I think our most important job as County Supervisors is to protect those who would have no voice without us, particularly our children.  Over the last two years, I have been focused on the issue of young girls, some even 10 years-old, who are being sexually exploited for money by pimps. Once again, it’s Los Angeles County at the forefront of this fight. I’m proud of what we have been able to accomplish so far in spreading the word and getting these girls the critical services they need to survive. But over the next year, I want this County to remain vigilant and aggressive about preventing this horrific crime and helping the young girls who are able to survive. Like the Safe Surrender program, this is an all-hands-on-deck issue.  It’s not just DCFS or Probation: it’s all of us.

We are the largest county in the nation. When it comes to public policy, our voice is amongst the loudest. We have 39 departments, working to meet the needs of 10 million residents.  I know how hard our employees work, often in very challenging environments, under extraordinary pressures. But sometimes I think we get caught-up in our own challenges, without stepping back to look at the big picture. I’ve said it before and I will say it again: County departments become too close-minded and get tunnel vision because they do not communicate with other departments.
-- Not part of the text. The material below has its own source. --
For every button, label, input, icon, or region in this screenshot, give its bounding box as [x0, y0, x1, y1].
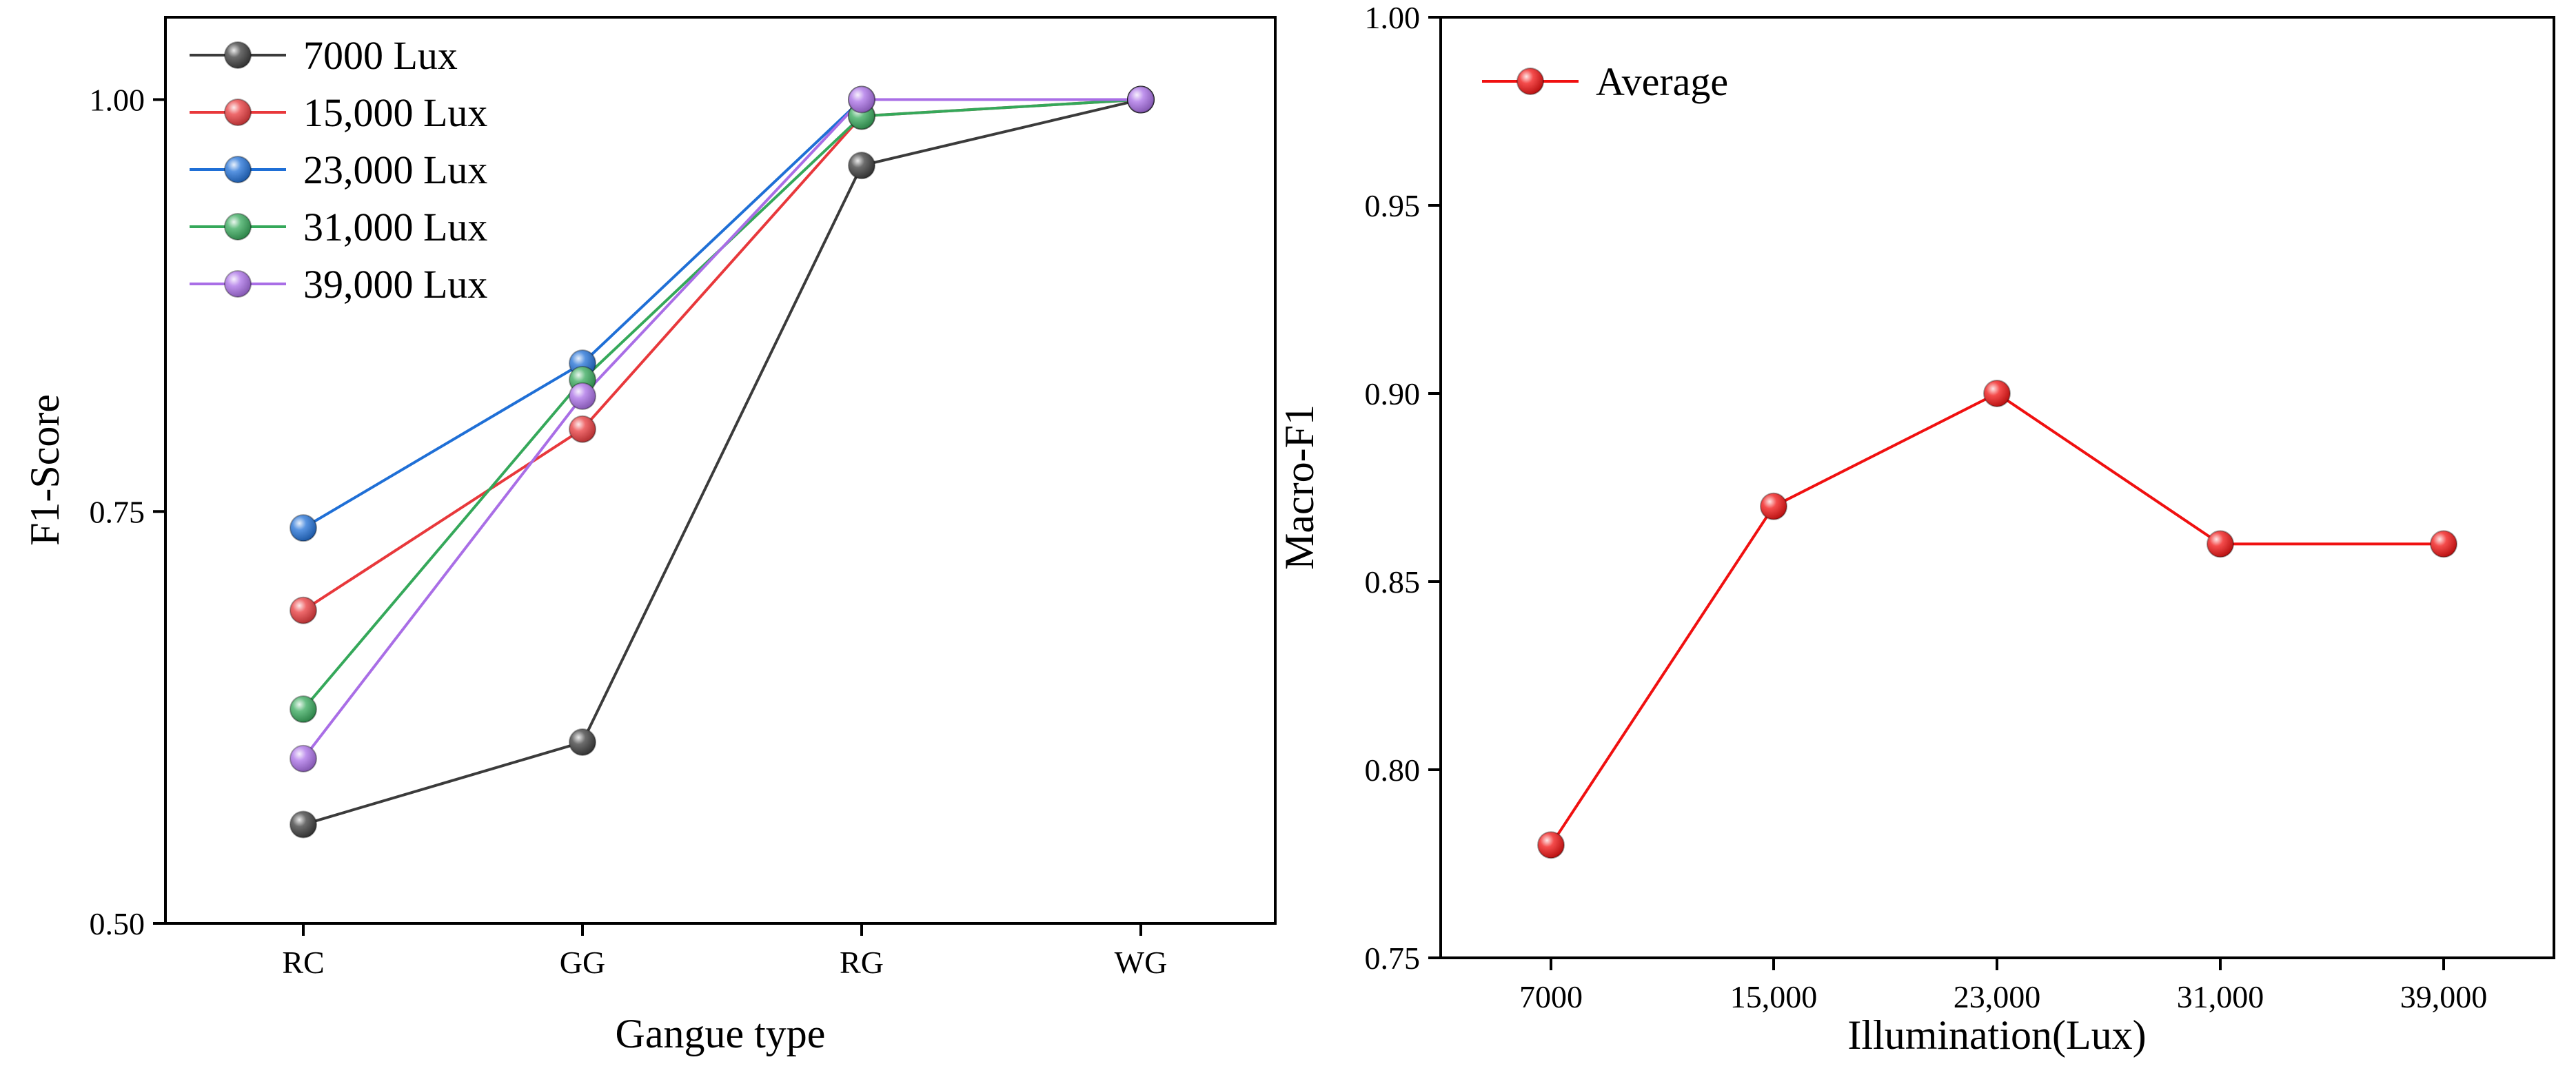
legend-marker — [224, 270, 252, 298]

Each department works within its own silo, and oftentimes spend time, energy, and funds to meet the same outcomes. One probation officer’s parolee could be a social worker’s client. We all serve the same population.

To tear down these silos and encourage our departments to work together, I am establishing the “Chairman’s Challenge.” At the end of the year, an award will be given to the two or more departments that work together to develop and implement an innovative program or initiative that helps us meet the needs of our residents in a way that we haven’t always done things. Fresh.  New.  Not what people expect from government.

As Albert Einstein once said, “We cannot solve our problems with the same thinking we used when we created them.”

We have an opportunity to write a new chapter of County government that will be smarter, more efficient, better serving, and easier to work with. We can leave this County in a better place.

We have a lot of work to do to get to where we want to be. And the work starts now.